Somaliaster Hawkins, 1935, p. 53

Diagnostic Features
  • Test ovate with small but distinct anterior sulcus; short truncate posterior face. Lower surface weakly convex, upper surface vaulted.
  • Apical disc ethmophract with four gonopores; genital plate 2 separating the posterior genital plates but not the posterior ocular plates.
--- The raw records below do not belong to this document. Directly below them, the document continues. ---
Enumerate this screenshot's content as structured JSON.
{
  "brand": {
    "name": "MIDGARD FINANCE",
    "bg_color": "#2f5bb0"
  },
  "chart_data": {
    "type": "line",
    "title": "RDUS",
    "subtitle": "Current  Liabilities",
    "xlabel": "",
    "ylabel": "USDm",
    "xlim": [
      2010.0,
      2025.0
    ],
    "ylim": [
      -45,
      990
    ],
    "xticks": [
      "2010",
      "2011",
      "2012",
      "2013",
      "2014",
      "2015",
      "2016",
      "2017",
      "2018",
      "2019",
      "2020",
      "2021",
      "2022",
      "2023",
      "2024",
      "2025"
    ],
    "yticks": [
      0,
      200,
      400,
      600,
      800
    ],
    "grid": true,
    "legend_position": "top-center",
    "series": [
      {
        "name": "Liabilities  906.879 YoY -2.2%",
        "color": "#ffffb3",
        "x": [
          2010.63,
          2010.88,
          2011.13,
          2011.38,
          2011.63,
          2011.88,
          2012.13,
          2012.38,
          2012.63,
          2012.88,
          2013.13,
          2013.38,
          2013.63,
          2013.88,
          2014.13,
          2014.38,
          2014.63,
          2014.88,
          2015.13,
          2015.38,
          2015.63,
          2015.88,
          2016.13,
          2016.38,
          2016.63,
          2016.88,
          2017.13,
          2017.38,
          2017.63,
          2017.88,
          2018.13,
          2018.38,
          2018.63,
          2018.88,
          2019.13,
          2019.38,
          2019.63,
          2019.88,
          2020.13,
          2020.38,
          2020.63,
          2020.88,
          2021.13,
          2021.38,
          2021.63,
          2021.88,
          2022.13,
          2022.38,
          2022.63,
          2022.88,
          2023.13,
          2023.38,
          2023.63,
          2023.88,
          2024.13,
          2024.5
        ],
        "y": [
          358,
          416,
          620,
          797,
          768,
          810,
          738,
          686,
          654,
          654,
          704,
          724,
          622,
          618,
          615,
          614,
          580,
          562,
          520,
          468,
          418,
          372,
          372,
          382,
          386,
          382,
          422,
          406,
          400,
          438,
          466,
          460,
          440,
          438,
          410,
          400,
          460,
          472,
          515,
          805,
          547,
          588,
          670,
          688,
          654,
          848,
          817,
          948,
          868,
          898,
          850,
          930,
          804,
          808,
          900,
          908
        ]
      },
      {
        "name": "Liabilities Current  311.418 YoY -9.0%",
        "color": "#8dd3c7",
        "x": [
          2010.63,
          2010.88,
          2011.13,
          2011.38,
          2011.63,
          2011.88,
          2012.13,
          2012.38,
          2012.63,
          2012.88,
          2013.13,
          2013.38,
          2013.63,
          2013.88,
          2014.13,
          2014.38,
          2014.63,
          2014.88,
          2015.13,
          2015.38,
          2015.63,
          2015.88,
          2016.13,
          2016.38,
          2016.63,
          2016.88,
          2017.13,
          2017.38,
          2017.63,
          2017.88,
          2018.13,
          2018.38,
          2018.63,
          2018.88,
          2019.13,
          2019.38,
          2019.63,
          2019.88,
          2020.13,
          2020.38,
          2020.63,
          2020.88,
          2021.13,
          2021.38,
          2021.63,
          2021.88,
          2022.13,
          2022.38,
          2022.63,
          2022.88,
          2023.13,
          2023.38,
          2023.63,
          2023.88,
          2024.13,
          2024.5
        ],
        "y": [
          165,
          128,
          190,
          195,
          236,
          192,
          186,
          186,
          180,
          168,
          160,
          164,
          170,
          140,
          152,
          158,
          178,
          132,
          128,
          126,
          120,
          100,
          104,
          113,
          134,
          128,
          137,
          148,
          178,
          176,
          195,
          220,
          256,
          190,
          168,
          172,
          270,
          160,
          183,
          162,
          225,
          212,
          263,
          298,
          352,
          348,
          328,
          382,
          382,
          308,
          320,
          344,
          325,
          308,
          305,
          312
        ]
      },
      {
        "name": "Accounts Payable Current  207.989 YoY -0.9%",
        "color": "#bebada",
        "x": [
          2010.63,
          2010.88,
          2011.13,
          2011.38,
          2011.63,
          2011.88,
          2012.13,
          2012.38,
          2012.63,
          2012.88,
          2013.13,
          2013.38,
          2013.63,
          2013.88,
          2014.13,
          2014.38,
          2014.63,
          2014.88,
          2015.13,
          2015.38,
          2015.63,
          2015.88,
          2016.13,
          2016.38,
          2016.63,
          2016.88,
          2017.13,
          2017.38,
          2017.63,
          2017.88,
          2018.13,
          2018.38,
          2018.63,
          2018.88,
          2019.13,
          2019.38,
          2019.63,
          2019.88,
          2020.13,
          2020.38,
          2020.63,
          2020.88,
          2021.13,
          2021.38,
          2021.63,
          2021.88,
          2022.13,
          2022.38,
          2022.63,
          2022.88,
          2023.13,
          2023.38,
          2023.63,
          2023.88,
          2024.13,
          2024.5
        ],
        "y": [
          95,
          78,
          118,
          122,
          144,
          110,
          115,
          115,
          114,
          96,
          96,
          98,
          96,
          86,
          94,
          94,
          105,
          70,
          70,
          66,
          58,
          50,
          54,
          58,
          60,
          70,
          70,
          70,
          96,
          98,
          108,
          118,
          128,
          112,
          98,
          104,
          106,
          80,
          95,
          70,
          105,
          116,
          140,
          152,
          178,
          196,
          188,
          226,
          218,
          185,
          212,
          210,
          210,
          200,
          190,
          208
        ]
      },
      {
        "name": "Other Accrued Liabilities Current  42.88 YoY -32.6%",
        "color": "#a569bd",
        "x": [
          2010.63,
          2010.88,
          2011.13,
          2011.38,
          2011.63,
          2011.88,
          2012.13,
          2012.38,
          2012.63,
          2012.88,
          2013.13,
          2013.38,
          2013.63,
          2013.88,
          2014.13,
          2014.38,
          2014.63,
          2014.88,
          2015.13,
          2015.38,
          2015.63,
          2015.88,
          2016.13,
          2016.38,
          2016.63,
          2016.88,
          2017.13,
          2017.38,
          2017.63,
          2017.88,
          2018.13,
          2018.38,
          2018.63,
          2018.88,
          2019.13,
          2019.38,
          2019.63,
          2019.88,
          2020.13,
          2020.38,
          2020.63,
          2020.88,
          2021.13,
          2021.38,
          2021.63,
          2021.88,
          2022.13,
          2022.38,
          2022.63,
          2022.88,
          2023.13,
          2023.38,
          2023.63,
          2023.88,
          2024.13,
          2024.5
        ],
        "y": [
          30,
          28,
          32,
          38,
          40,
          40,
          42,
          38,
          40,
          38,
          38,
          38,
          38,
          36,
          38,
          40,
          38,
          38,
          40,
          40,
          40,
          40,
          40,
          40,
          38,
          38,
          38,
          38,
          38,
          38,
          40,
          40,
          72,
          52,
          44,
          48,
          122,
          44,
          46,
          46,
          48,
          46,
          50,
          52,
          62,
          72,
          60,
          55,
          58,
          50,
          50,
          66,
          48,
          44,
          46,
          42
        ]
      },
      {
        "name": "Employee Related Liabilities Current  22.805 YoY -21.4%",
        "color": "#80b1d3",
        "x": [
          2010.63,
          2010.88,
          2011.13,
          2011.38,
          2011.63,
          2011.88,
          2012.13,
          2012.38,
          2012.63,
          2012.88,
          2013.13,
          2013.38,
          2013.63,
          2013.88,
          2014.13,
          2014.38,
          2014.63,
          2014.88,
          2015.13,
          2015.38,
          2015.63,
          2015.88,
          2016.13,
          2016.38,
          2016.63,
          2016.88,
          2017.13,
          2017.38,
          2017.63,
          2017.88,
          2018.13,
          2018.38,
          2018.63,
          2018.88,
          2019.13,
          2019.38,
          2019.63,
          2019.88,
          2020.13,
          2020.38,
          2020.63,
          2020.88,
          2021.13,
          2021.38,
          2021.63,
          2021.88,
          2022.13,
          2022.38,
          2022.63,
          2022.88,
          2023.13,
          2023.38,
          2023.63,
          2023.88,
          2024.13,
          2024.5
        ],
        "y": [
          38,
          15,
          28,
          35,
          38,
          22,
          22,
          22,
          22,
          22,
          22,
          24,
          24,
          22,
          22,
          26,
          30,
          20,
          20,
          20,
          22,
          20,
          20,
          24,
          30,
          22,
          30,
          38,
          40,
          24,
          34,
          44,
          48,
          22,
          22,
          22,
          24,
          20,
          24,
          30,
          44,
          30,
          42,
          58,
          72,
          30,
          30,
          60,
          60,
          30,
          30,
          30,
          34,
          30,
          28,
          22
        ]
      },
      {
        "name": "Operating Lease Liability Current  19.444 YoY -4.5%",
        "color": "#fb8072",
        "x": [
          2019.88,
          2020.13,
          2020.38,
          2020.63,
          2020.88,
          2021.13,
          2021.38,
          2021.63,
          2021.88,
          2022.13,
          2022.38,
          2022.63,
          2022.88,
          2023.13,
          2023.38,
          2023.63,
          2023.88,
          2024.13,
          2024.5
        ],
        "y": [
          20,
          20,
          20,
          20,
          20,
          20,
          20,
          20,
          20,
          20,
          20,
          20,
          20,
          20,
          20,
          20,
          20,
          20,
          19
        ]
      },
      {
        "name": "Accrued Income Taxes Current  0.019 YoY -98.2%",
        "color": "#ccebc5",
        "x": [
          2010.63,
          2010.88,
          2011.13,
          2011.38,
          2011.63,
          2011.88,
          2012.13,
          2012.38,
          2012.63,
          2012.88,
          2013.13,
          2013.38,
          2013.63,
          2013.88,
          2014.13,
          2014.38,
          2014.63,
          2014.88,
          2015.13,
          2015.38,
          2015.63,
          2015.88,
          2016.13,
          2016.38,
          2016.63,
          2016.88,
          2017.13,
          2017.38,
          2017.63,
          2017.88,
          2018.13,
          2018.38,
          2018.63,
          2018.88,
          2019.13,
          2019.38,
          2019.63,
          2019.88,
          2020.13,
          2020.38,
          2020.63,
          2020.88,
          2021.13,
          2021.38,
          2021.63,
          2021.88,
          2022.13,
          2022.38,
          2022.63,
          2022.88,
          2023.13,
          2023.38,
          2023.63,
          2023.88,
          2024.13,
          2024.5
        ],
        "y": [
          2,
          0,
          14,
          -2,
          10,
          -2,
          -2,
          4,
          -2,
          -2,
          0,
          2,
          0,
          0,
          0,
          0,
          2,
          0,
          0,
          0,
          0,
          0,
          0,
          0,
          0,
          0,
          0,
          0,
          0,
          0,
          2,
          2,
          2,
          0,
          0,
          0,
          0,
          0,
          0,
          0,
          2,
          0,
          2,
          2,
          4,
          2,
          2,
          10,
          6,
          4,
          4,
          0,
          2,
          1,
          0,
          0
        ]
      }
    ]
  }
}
Positioned centrally.
  • Anterior ambulacrum weakly depressed from apex to peristome; pore-pairs miniscule.
  • Paired ambulacra petaloid; petals extending most of the way to the ambitus; weakly depressed with narrow interporal zone.
  • Peristome small and circular; close to anterior border and facing somewhat forward.
  • Labral plate small and longitudinally elongate; extending to fourth ambulacral plate; abutting sternal plate 5.b.2. Sternal plate 5.b.2 large and single; followed by smaller plate 5.a.2.
  • Anterior paired interambulacra amphiplacous, lateral paired interambulacra meridoplacous.
  • Periproct on short posterior truncate face; well below mid-height in posterior view.
  • Peripetalous fasciole passes around the base of the petals.
Distribution
Upper Cretaceous (Campanian-Maastrichtian), Middle East, East Africa.
Name gender masculine
Type
Somaliaster magniventer Hawkins, 1920, p. 54, by original designation [= Iraniaster douvillei Cotteau & Gauthier, 1895, p. 30].
Species Included
  • Only the type species.
Classification and/or Status

Spatangoida, Hemiasterina, Somaliasteridae.

Paraphyletic, by exclusion of Brightonia, Leviechinus, Iraniaster.

Remarks

Kier gives a thorough and detailed description of this taxon and showed that Somaliaster magniventer is a junior synonym of Iraniaster douvillei Cotteau & Gauthier, 1895. It differs from all other somaliasterids in having the labral and first sternal plate in broad contact, which is primitive for the family.

Hawkins, H. L. 1935. Cretaceous Echinoidea. In The Mesozoic Palaeontology of British Somaliland. Published by the Government of the Somaliland Protectorate, 228 pp, 25 pls; Cardiff.

Kier, 1972. Tertiary and Mesozoic echinoids of Saudi Arabia. Smithsonian Contributions to Paleobiology 10, 242 pp. 

Cotteau, G. & Gauthier, V. 1895. Echinides fossiles. In Mission scientifique en Perse par J. de Morgan. III, Etudes geologiques II, Paleontologie. E. Leroux, Paris.